Virologists are casting a worried eye on this year's Islamic hajj pilgrimage to Saudi Arabia as they struggle with the enigmatic, deadly virus known as MERS which is striking hardest in the kingdom.
Little is known about the new pathogen, beyond the fact that it can be lethal by causing respiratory problems, pneumonia and kidney failure. It can be transmitted between humans, but unlike its cousin, the SARS virus, which sparked a scare a decade ago, it does not seem very contagious.
Even so, for any respiratory virus the mass gathering of the hajj provides a perfect opportunity to first spread at the two holiest Muslim shrines in the cities of Mecca and Medina, and then travel around the globe at jet speed as pilgrims return home.
The 2012 hajj drew 3.1 million people -- and this year's event likewise occurs in October, as the northern hemisphere slides into the season for coughs and sneezes.
UN World Health Organisation (WHO) head Margaret Chan sounded the alarm to ministers at the agency's annual congress in May.
"We need to get the facts clear and get the appropriate advice to all your countries where your pilgrims want to go to Mecca. It is something quite urgent," she said.
Experts point first and foremost to figuring out the basics of the Middle East Respiratory Syndrome (MERS) coronavirus.
Is it transmitted by contact -- if a patient contaminates his home or workplace with droplets containing virus? Or is it done by breathing in virus from coughs and sneezes? What is the best treatment for it? What about a vaccine? Are there risks of viral mutation? And is there an animal host which acts as a reservoir for the virus?
The first recorded MERS death was in June 2012 in Saudi Arabia. The count has ticked up steadily, with a flurry this May and June taking it to 77, the bulk of them in the kingdom.
Forty MERS patients have died to date, an extremely high rate of 52 percent, compared to nine percent of the 8,273 recorded patients with SARS, which was centred on Asia.
But again, the tally of people who have fallen ill with MERS but not been diagnosed with it, or who may have been infected but not developed symptoms, is simply unknown.
As the fight for knowledge unfolds behind lab doors, the WHO is urging nations to monitor respiratory infections, especially among patients returning from the Middle East, but has held off calling for travel restrictions.
"This is really a new phenomenon that we're dealing with," Keiji Fukuda, WHO assistant director general for health security, told the International Conference on Prevention and Infection Control in Geneva this week.

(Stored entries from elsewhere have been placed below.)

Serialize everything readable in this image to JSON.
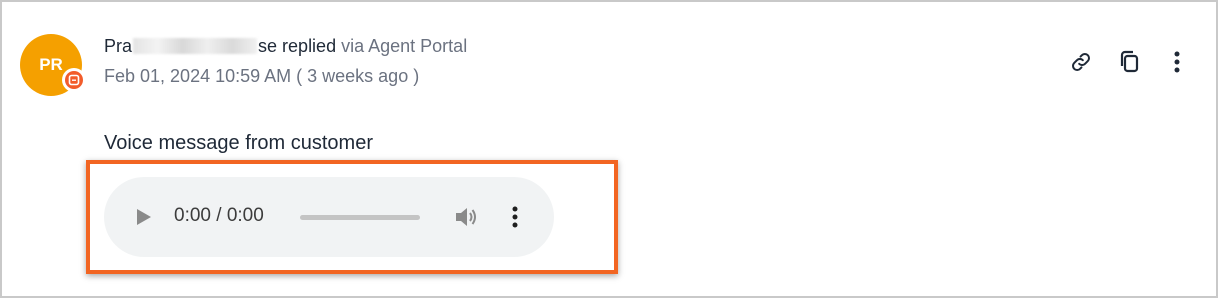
{
  "reply": {
    "avatar_initials": "PR",
    "author_name_start": "Pra",
    "author_name_end": "se",
    "action": "replied",
    "via": "via Agent Portal",
    "timestamp": "Feb 01, 2024 10:59 AM ( 3 weeks ago )",
    "message": "Voice message from customer"
  },
  "audio": {
    "time_text": "0:00 / 0:00",
    "progress_fraction": 0
  },
  "actions": {
    "icons": [
      "link-icon",
      "copy-icon",
      "more-vertical-icon"
    ]
  },
  "colors": {
    "avatar": "#f5a000",
    "badge": "#f25c2b",
    "highlight": "#f26522",
    "player_bg": "#f1f3f4"
  }
}
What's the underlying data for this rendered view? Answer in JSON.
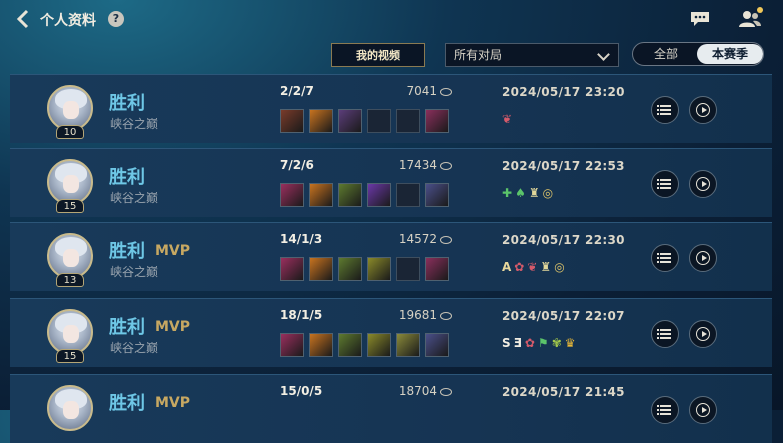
{
  "header": {
    "back_icon": "chevron-left-icon",
    "title": "个人资料",
    "help_label": "?",
    "chat_icon": "chat-bubble-icon",
    "friends_icon": "friends-icon"
  },
  "filters": {
    "my_video_label": "我的视频",
    "match_filter_value": "所有对局",
    "season_toggle": {
      "all_label": "全部",
      "season_label": "本赛季",
      "selected": "本赛季"
    }
  },
  "matches": [
    {
      "level": "10",
      "result": "胜利",
      "mvp": "",
      "mode": "峡谷之巅",
      "kda": "2/2/7",
      "gold": "7041",
      "time": "2024/05/17 23:20",
      "items": [
        "#7a3b2a",
        "#c8731f",
        "#5b3d7a",
        "",
        "",
        "#8a2f5c"
      ],
      "badges": [
        {
          "text": "❦",
          "color": "#d45a6a"
        }
      ]
    },
    {
      "level": "15",
      "result": "胜利",
      "mvp": "",
      "mode": "峡谷之巅",
      "kda": "7/2/6",
      "gold": "17434",
      "time": "2024/05/17 22:53",
      "items": [
        "#9a2f5e",
        "#c8731f",
        "#5d7a2f",
        "#6b38a8",
        "",
        "#4a4f8a"
      ],
      "badges": [
        {
          "text": "✚",
          "color": "#5bc46a"
        },
        {
          "text": "♠",
          "color": "#5bc46a"
        },
        {
          "text": "♜",
          "color": "#e0d79a"
        },
        {
          "text": "◎",
          "color": "#e0c66a"
        }
      ]
    },
    {
      "level": "13",
      "result": "胜利",
      "mvp": "MVP",
      "mode": "峡谷之巅",
      "kda": "14/1/3",
      "gold": "14572",
      "time": "2024/05/17 22:30",
      "items": [
        "#9a2f5e",
        "#c8731f",
        "#5d7a2f",
        "#8a8a2a",
        "",
        "#8a2f5c"
      ],
      "badges": [
        {
          "text": "A",
          "color": "#e8d79c"
        },
        {
          "text": "✿",
          "color": "#d45a6a"
        },
        {
          "text": "❦",
          "color": "#d45a6a"
        },
        {
          "text": "♜",
          "color": "#e0d79a"
        },
        {
          "text": "◎",
          "color": "#e0c66a"
        }
      ]
    },
    {
      "level": "15",
      "result": "胜利",
      "mvp": "MVP",
      "mode": "峡谷之巅",
      "kda": "18/1/5",
      "gold": "19681",
      "time": "2024/05/17 22:07",
      "items": [
        "#9a2f5e",
        "#c8731f",
        "#5d7a2f",
        "#8a8a2a",
        "#8a8a3a",
        "#4a4f8a"
      ],
      "badges": [
        {
          "text": "S",
          "color": "#f1ede2"
        },
        {
          "text": "Ǝ",
          "color": "#f1ede2"
        },
        {
          "text": "✿",
          "color": "#d45a6a"
        },
        {
          "text": "⚑",
          "color": "#5bc46a"
        },
        {
          "text": "✾",
          "color": "#a3c94a"
        },
        {
          "text": "♛",
          "color": "#e8b838"
        }
      ]
    },
    {
      "level": "",
      "result": "胜利",
      "mvp": "MVP",
      "mode": "",
      "kda": "15/0/5",
      "gold": "18704",
      "time": "2024/05/17 21:45",
      "items": [],
      "badges": []
    }
  ],
  "colors": {
    "win": "#6ec7e6",
    "mvp": "#c7a862",
    "accent_gold": "#c9bb8c"
  }
}
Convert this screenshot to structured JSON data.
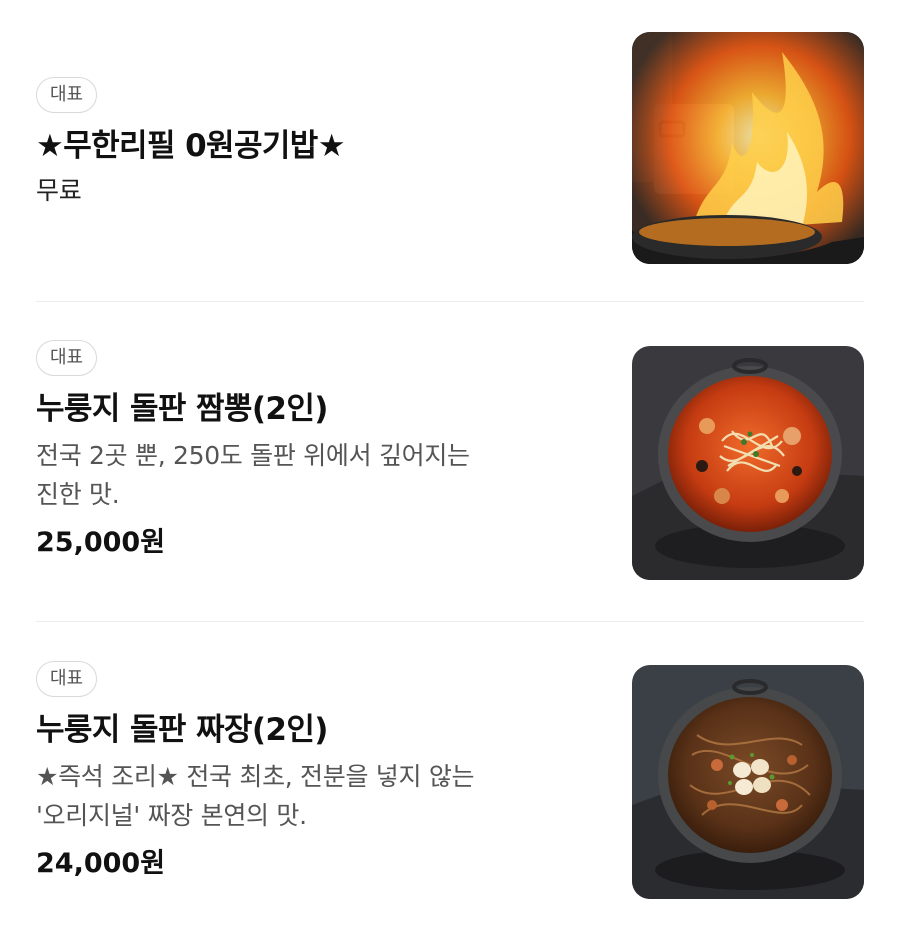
{
  "menu": {
    "items": [
      {
        "badge": "대표",
        "name": "★무한리필 0원공기밥★",
        "description": "무료",
        "price": "",
        "image": "flaming-wok-photo"
      },
      {
        "badge": "대표",
        "name": "누룽지 돌판 짬뽕(2인)",
        "description_line1": "전국 2곳 뿐, 250도 돌판 위에서 깊어지는",
        "description_line2": "진한 맛.",
        "price": "25,000원",
        "image": "stone-plate-jjamppong-photo"
      },
      {
        "badge": "대표",
        "name": "누룽지 돌판 짜장(2인)",
        "description_line1": "★즉석 조리★ 전국 최초, 전분을 넣지 않는",
        "description_line2": "'오리지널' 짜장 본연의 맛.",
        "price": "24,000원",
        "image": "stone-plate-jjajang-photo"
      }
    ]
  },
  "colors": {
    "badge_border": "#d9d9d9",
    "divider": "#ececec",
    "text_primary": "#111111",
    "text_secondary": "#555555"
  }
}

"We don't know what the potential is yet, based on the information we have, for sustained human-to-human transmission. We don't know what the full geographic extent of this virus is right now."
Leading virologist Laurent Kaiser of the Geneva University Hospitals told AFP: "It's really a balance between too much precaution and no precaution. At this time, we have to be worried, we have to be careful."
While MERS centres on Saudi Arabia, there have been laboratory-confirmed cases originating in Jordan, Qatar and the United Arab Emirates.
Britain, France, Germany, Italy and Tunisia have had cases who were either sent there for care or who fell ill after returning from the Middle East. France, Italy, Tunisia and Britain have also seen limited transmission among patients who had not been to the Middle East but had close contact with people who had.
So far, MERS has essentially been found in nations with health services capable of tracing and tackling such diseases. But the hajj draws a broad spectrum of Muslims, including from poor countries which struggle to cope even with commonplace diseases.
"We don't know if the disease is there right now. They don't have surveillance," Saudi Arabia's deputy health minister, Ziad Memish, told AFP on the sidelines of the Geneva conference.
Health experts give praise to Saudi authorities for beefing up vigilance for infectious diseases over the years.
They also note that the hajj has successfully ridden out two previous viral episodes in the past decade -- SARS in 2003 and H1N1 influenza in 2009, although the difference now is that Saudi Arabia is the apparent hotbed of MERS.
Memish, who is also a medical professor and runs a WHO-accredited research centre on the medicine of mass gatherings, pointed to the success of lower-scale umrah pilgrimages to Saudi Arabia this year.
"I think it's comforting that as of today, four and a half million people have performed the umrah in Mecca and nothing has happened," Memish said. "But of course we're making all the arrangements and all the planning to do active surveillance, to be able to intervene."